Service-providing industries added 783,000 workers, while goods producers added 123,000 workers, which was the largest increase in four months. Two segments, government and information, shed jobs during the month.
The leisure & hospitality segment, which took the brunt of the job losses during the pandemic, added 271,000 workers. More than 70% of the gains were attributable to food service and drinking places, which hired 192,200, while the hotels and accommodations sub-industry increased 34,200. Yet, the leisure and hospitality segment still has 3.5 million fewer workers than in February.
Our Take: Labor and Overall Outlook Update
As we have repeatedly highlighted, the unevenness of the recovery—both by industry and geography—is very apparent within the jobs report. Additionally, the undercurrent of continued job losses due to bankruptcies and corporate restructurings has continued.

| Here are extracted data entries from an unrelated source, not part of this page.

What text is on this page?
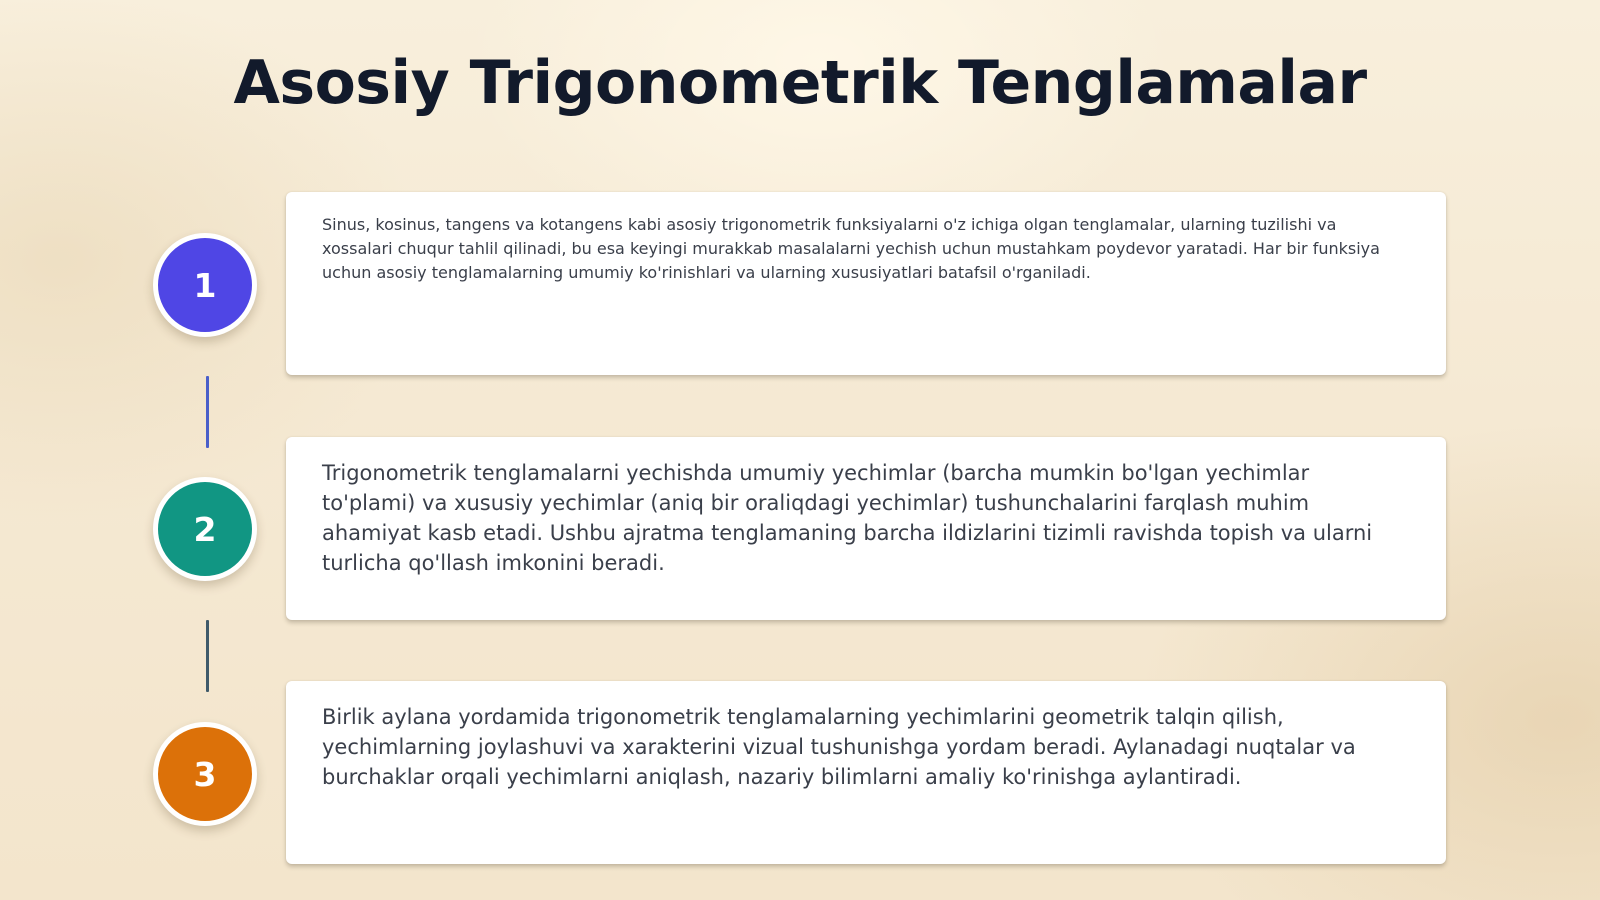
Asosiy Trigonometrik Tenglamalar
1
2
3

Sinus, kosinus, tangens va kotangens kabi asosiy trigonometrik funksiyalarni o'z ichiga olgan tenglamalar, ularning tuzilishi va xossalari chuqur tahlil qilinadi, bu esa keyingi murakkab masalalarni yechish uchun mustahkam poydevor yaratadi. Har bir funksiya uchun asosiy tenglamalarning umumiy ko'rinishlari va ularning xususiyatlari batafsil o'rganiladi.

Trigonometrik tenglamalarni yechishda umumiy yechimlar (barcha mumkin bo'lgan yechimlar to'plami) va xususiy yechimlar (aniq bir oraliqdagi yechimlar) tushunchalarini farqlash muhim ahamiyat kasb etadi. Ushbu ajratma tenglamaning barcha ildizlarini tizimli ravishda topish va ularni turlicha qo'llash imkonini beradi.

Birlik aylana yordamida trigonometrik tenglamalarning yechimlarini geometrik talqin qilish, yechimlarning joylashuvi va xarakterini vizual tushunishga yordam beradi. Aylanadagi nuqtalar va burchaklar orqali yechimlarni aniqlash, nazariy bilimlarni amaliy ko'rinishga aylantiradi.
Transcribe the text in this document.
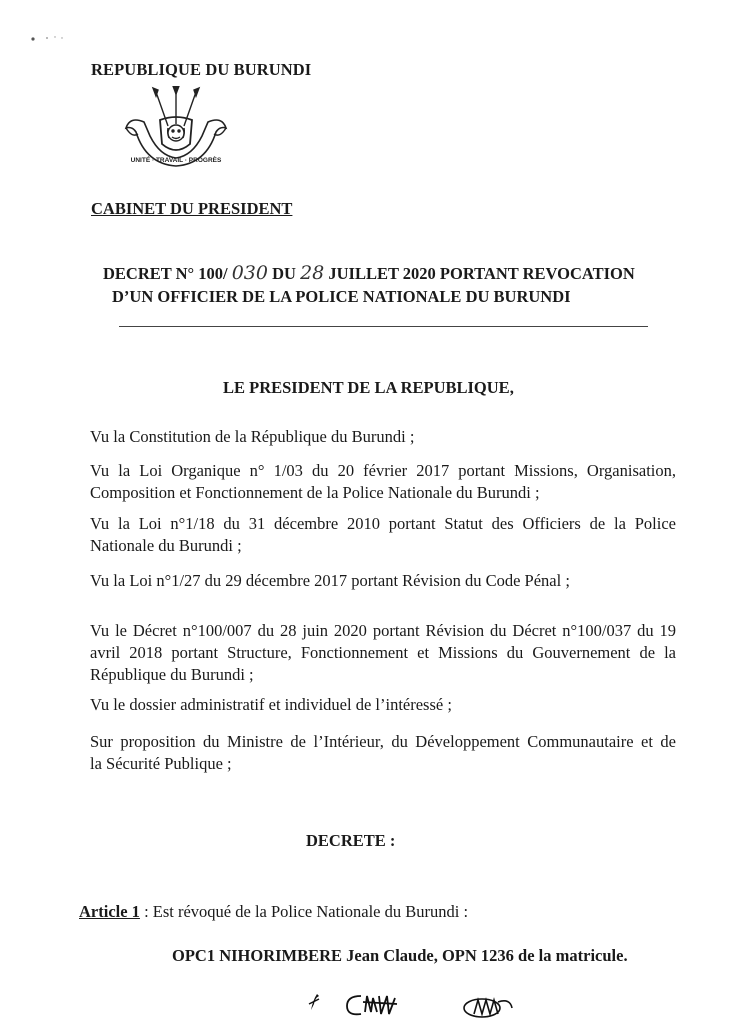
REPUBLIQUE DU BURUNDI
UNITÉ · TRAVAIL · PROGRÈS
CABINET DU PRESIDENT
DECRET N° 100/ 030 DU 28 JUILLET 2020 PORTANT REVOCATION
D’UN OFFICIER DE LA POLICE NATIONALE DU BURUNDI
LE PRESIDENT DE LA REPUBLIQUE,
Vu la Constitution de la République du Burundi ;
Vu la Loi Organique n° 1/03 du 20 février 2017 portant Missions, Organisation,
Composition et Fonctionnement de la Police Nationale du Burundi ;
Vu la Loi n°1/18 du 31 décembre 2010 portant Statut des Officiers de la Police
Nationale du Burundi ;
Vu la Loi n°1/27 du 29 décembre 2017 portant Révision du Code Pénal ;
Vu le Décret n°100/007 du 28 juin 2020 portant Révision du Décret n°100/037 du 19
avril 2018 portant Structure, Fonctionnement et Missions du Gouvernement de la
République du Burundi ;
Vu le dossier administratif et individuel de l’intéressé ;
Sur proposition du Ministre de l’Intérieur, du Développement Communautaire et de
la Sécurité Publique ;
DECRETE :
Article 1 : Est révoqué de la Police Nationale du Burundi :
OPC1 NIHORIMBERE Jean Claude, OPN 1236 de la matricule.
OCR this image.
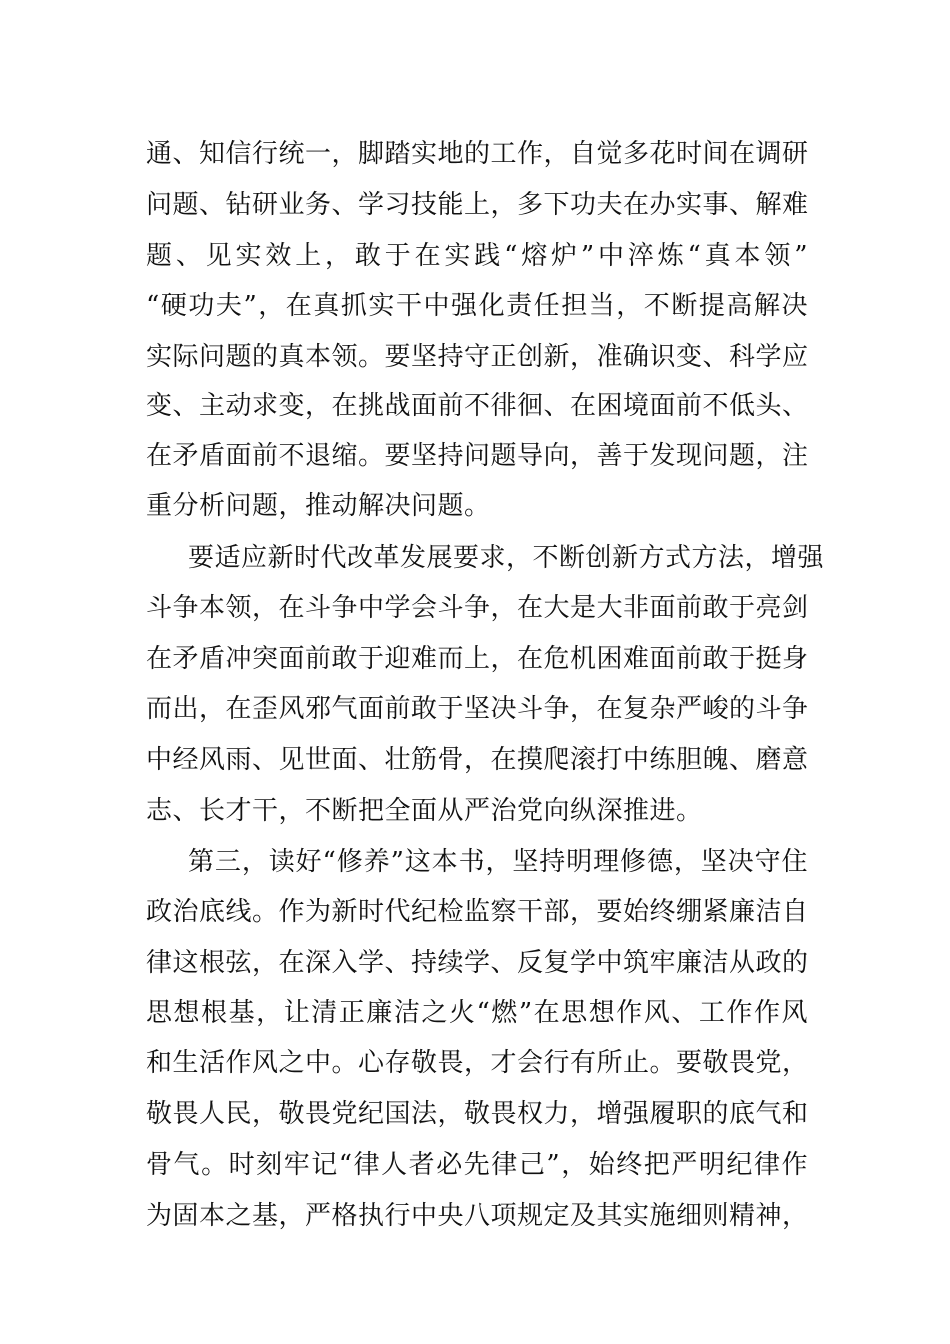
通、知信行统一，脚踏实地的工作，自觉多花时间在调研
问题、钻研业务、学习技能上，多下功夫在办实事、解难
题、见实效上，敢于在实践“熔炉”中淬炼“真本领”
“硬功夫”，在真抓实干中强化责任担当，不断提高解决
实际问题的真本领。要坚持守正创新，准确识变、科学应
变、主动求变，在挑战面前不徘徊、在困境面前不低头、
在矛盾面前不退缩。要坚持问题导向，善于发现问题，注
重分析问题，推动解决问题。
要适应新时代改革发展要求，不断创新方式方法，增强
斗争本领，在斗争中学会斗争，在大是大非面前敢于亮剑
在矛盾冲突面前敢于迎难而上，在危机困难面前敢于挺身
而出，在歪风邪气面前敢于坚决斗争，在复杂严峻的斗争
中经风雨、见世面、壮筋骨，在摸爬滚打中练胆魄、磨意
志、长才干，不断把全面从严治党向纵深推进。
第三，读好“修养”这本书，坚持明理修德，坚决守住
政治底线。作为新时代纪检监察干部，要始终绷紧廉洁自
律这根弦，在深入学、持续学、反复学中筑牢廉洁从政的
思想根基，让清正廉洁之火“燃”在思想作风、工作作风
和生活作风之中。心存敬畏，才会行有所止。要敬畏党，
敬畏人民，敬畏党纪国法，敬畏权力，增强履职的底气和
骨气。时刻牢记“律人者必先律己”，始终把严明纪律作
为固本之基，严格执行中央八项规定及其实施细则精神，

Government support programs—like the Paycheck Protection Program (PPP) within the CARES Act, along with Small Business Administration loans and other support programs—have helped blunt some of the downside, but there are plenty of examples of ongoing issues. For instance, Illinois has been backsliding as initial jobless claims have quadrupled in the past two months to more than 76,000 new claims per week. This coincides with sizable increases in Kansas, Ohio, Virginia, Wisconsin and Pennsylvania in recent weeks.
That said, overall initial claims have generally improved, including in California, New York, Texas, Florida and Georgia, which are the largest states in terms of initial jobless claims. We suspect that some of the October job gains and improvements in initial claims were related to the ramp up in holiday spending. Based on overall retail sales trends, holiday spending should increase further in November, which should lead to more hiring.
We are hopeful that additional COVID relief (fiscal support) is in the offing upon the conclusion of the general election. Both sides have stated a renewed desire to deliver an agreement in the coming months. On the margin, not getting another round of government support is a negative from an economic standpoint, but it’s certainly not fatal for the US economy. However, it does mean that some people and businesses will continue to struggle financially, which will likely translate into a further deterioration in credit quality and the continued undercurrent of job losses in the near term.
Some of the issues relate to the path of the virus. Infection rates have increased with cooler weather pushing people back inside. Unfortunately, in the absence of a vaccine or dramatically increased testing frequency, the virus will continue to weigh on the level of activities generally.
Nevertheless, like most recoveries, the repair process will be measured in quarters and years, especially on the employment front. We believe the US is in the early innings of this process and are encouraged by the progress made in the past six months.
We maintain our view that a self-reinforcing upswing is underway. Yet, the size of the monthly jobs gains have predictably moderated after a huge initial snapback in the first few months. Many activities and industries remain impacted by the phased reopenings within the US as well as globally. We anticipate that the repair process will continue to transition and reflect the unevenness of the overall recovery.